Melihat kesabaran dan kebaikan Abu Dzar, musyrik tersebut merasa terkesan. Dia kemudian bertanya kepada Abu Dzar, “Siapakah kamu, wahai laki-laki yang memiliki akhlak yang begitu mulia?” Abu Dzar menjawab dengan lembut, “Aku adalah seorang sahabat Nabi Muhammad saw., yang diajarkan untuk selalu bersikap baik kepada semua orang, bahkan kepada mereka yang tidak menyukai kami.”
Musyrik tersebut sangat terkesan dengan sikap dan perkataan Abu Dzar yang baik, sehingga dia akhirnya memeluk Islam dan menjadi seorang muslim. Kisah ini menunjukkan betapa kuatnya dampak perkataan yang baik dan sikap yang beradab dalam menyebarkan kebenaran dan memenangkan hati orang lain. Kebenaran yang disampaikan dengan kata-kata yang baik akan lebih menyentuh hati dan menumbuhkan simpati.
Dalam pergaulan sehari-hari, perkataan yang baik memiliki peran yang sangat penting dalam menumbuhkan kenyamanan, kepercayaan, dan sikap saling menghormati di antara individu. Ketika seseorang menggunakan perkataan yang baik, mereka mampu menciptakan atmosfer yang positif dan ramah, yang pada gilirannya memperkuat persahabatan, mendorong terbentuknya kerja sama yang lebih efektif, dan mengembangkan interaksi sosial yang sehat. Dengan perkataan yang baik, kita tidak hanya membangun hubungan yang lebih erat dengan orang lain tetapi juga menciptakan lingkungan sosial yang mendukung pertumbuhan dan kesejahteraan bersama.
Dalam bukunya yang terkenal, How to Win Friends and Influence People, Dale Carnegie menyampaikan bahwa perkataan yang baik memiliki kekuatan untuk membangun hubungan yang positif dalam setiap situasi sosial.
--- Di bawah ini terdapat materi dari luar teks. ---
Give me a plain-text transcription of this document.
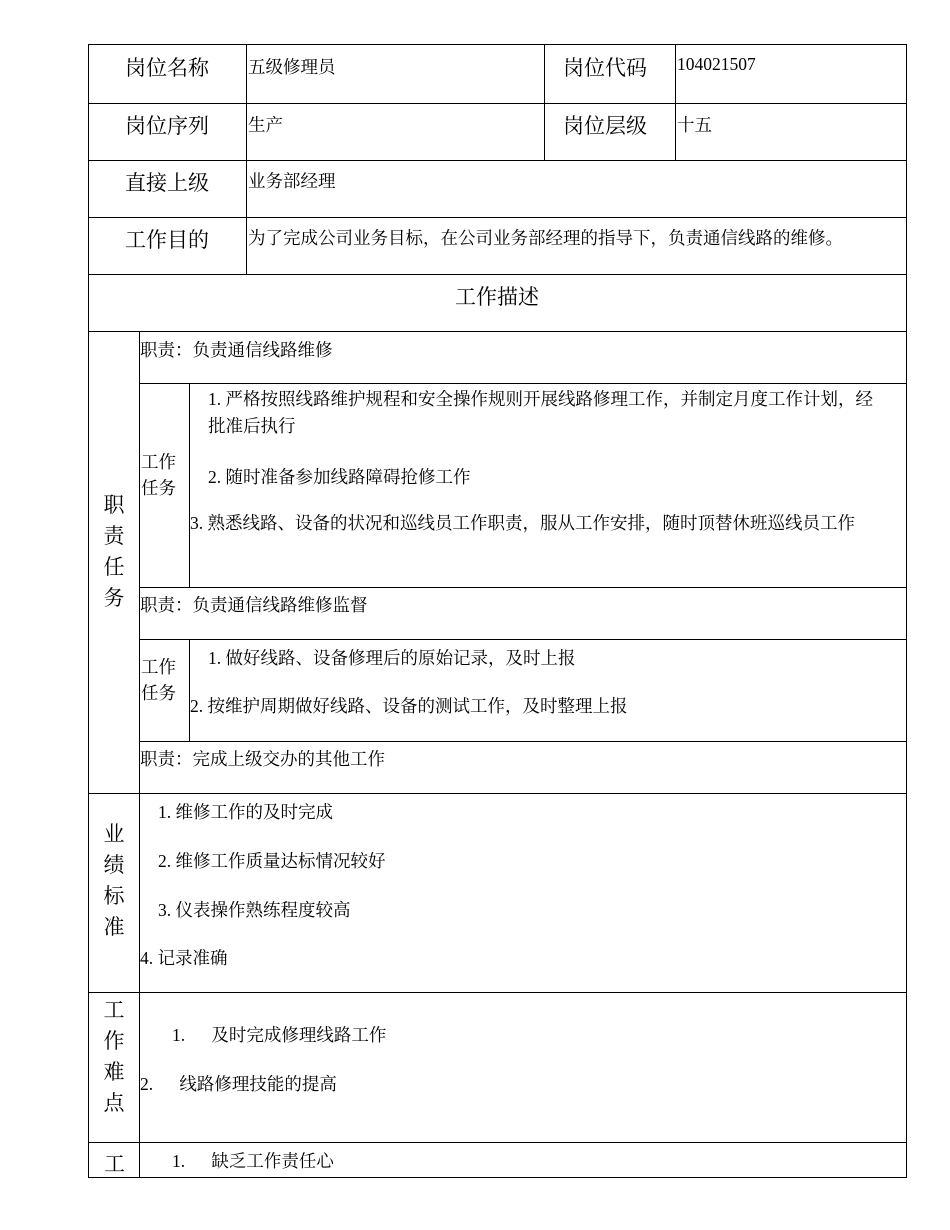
岗位名称 五级修理员	岗位代码 104021507
岗位序列 生产	岗位层级 十五
直接上级 业务部经理
工作目的 为了完成公司业务目标，在公司业务部经理的指导下，负责通信线路的维修。
工作描述
职责任务
职责：负责通信线路维修
工作任务
1. 严格按照线路维护规程和安全操作规则开展线路修理工作，并制定月度工作计划，经批准后执行
2. 随时准备参加线路障碍抢修工作
3. 熟悉线路、设备的状况和巡线员工作职责，服从工作安排，随时顶替休班巡线员工作
职责：负责通信线路维修监督
工作任务
1. 做好线路、设备修理后的原始记录，及时上报
2. 按维护周期做好线路、设备的测试工作，及时整理上报
职责：完成上级交办的其他工作
业绩标准
1. 维修工作的及时完成
2. 维修工作质量达标情况较好
3. 仪表操作熟练程度较高
4. 记录准确
工作难点
1.      及时完成修理线路工作
2.      线路修理技能的提高
工	1.      缺乏工作责任心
Carnegie mengajarkan bahwa cara seseorang berbicara dan menyampaikan pesan dengan penuh pengertian, empati, serta penghargaan kepada orang lain dapat menciptakan ikatan yang kuat dan membangun jembatan komunikasi yang efektif antara individu-individu. Pendekatan ini tidak hanya membantu dalam memperoleh persetujuan atau pengaruh, tetapi juga dalam membangun hubungan yang lebih baik dan lebih harmonis dengan orang lain dalam kehidupan sehari-hari.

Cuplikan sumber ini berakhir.